First Day Of School: The End Of My Littles

Today marks a very big day at our house. Our youngest has started kindergarten.  For the first time in forever, I no longer have a Little at home. I’m now the mother to only Big Kids. And I would be lying if I said I didn’t cry.

People who don’t understand–other parents even–say, “He’s ready,” and “He’ll do fine!”
And I know this. But that is not the point today.
1stdayofschool2015

Yes, he is ready. Yes, he will do fine. He can read at almost the same level as his older brother. He is a social kid who loves to be around other kids. He loves to talk and is quick with funny, quirky one-liners that make adults laugh. He follows the rules, even if he scoffs them at home.

I know he will do “fine.”

The tears are more for me than him, anyway.

After FIFTEEN years of busyness: working out of the home and coordinating childcare, having my office at home and shuffling meetings, dealing with doctor appointments, preschool parties, playdates, everything…. It all just… ENDS.

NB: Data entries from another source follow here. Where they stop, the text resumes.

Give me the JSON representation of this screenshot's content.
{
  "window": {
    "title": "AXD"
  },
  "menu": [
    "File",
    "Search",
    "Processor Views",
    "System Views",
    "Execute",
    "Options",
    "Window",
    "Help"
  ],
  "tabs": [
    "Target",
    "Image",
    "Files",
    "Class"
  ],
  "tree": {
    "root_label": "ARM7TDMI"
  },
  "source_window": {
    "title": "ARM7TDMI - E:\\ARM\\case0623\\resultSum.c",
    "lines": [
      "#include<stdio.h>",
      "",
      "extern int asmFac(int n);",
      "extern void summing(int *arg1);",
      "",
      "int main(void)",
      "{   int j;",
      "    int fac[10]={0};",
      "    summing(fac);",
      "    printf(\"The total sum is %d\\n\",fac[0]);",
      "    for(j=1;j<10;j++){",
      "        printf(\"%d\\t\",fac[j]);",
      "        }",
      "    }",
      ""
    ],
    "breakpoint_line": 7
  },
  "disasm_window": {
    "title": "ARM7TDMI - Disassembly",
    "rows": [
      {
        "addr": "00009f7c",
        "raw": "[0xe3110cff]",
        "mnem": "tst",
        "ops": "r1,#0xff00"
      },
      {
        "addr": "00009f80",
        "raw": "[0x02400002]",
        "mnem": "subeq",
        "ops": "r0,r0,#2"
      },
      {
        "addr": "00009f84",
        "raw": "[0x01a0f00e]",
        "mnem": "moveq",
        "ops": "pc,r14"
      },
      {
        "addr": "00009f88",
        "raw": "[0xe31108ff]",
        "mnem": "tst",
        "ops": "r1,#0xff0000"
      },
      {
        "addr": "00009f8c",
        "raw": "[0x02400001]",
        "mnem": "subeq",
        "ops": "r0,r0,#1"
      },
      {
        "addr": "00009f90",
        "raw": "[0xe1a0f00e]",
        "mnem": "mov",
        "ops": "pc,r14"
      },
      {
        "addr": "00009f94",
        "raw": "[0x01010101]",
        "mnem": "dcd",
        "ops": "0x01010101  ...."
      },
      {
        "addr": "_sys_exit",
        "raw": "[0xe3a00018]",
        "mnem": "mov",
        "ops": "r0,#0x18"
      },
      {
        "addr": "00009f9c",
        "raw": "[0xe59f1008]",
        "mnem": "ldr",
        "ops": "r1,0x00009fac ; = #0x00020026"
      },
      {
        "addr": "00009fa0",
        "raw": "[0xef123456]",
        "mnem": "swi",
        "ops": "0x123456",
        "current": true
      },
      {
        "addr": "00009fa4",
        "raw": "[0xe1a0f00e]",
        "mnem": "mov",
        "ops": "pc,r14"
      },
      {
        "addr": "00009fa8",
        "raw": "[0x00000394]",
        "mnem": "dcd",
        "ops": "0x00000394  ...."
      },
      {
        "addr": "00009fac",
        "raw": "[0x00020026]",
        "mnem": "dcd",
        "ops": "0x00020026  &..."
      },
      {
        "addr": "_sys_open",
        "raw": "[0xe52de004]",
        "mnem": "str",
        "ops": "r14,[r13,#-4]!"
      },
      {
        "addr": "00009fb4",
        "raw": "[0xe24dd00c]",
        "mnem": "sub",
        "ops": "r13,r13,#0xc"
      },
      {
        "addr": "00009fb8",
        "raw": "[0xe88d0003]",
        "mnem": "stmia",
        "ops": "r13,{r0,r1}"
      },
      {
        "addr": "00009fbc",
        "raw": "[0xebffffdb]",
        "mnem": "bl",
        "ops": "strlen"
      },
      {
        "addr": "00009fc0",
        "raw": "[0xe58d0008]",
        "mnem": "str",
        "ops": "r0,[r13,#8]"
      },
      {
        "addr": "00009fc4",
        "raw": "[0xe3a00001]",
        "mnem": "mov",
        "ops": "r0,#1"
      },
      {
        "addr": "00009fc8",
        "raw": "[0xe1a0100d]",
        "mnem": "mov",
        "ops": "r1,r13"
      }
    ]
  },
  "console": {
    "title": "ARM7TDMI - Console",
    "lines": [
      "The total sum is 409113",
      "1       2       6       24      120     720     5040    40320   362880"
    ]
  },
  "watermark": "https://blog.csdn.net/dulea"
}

When you’re busy with babies, toddlers and preschoolers, the days feel like they may never end. Crazy mornings stretch into long afternoons with bedtimes that can’t come soon enough. You can’t even think straight through all the chaos. You wish for a day without clinging kids, or at least just a little quiet.

And then you get it.

And you realize, even if you don’t want to go back to those hectic days, even though this is a good thing, those days are gone. You can’t wish them back.
I know this.

So, I have to dry my tears and get ready for this new chapter. The one where I’m the mother to only Big Kids.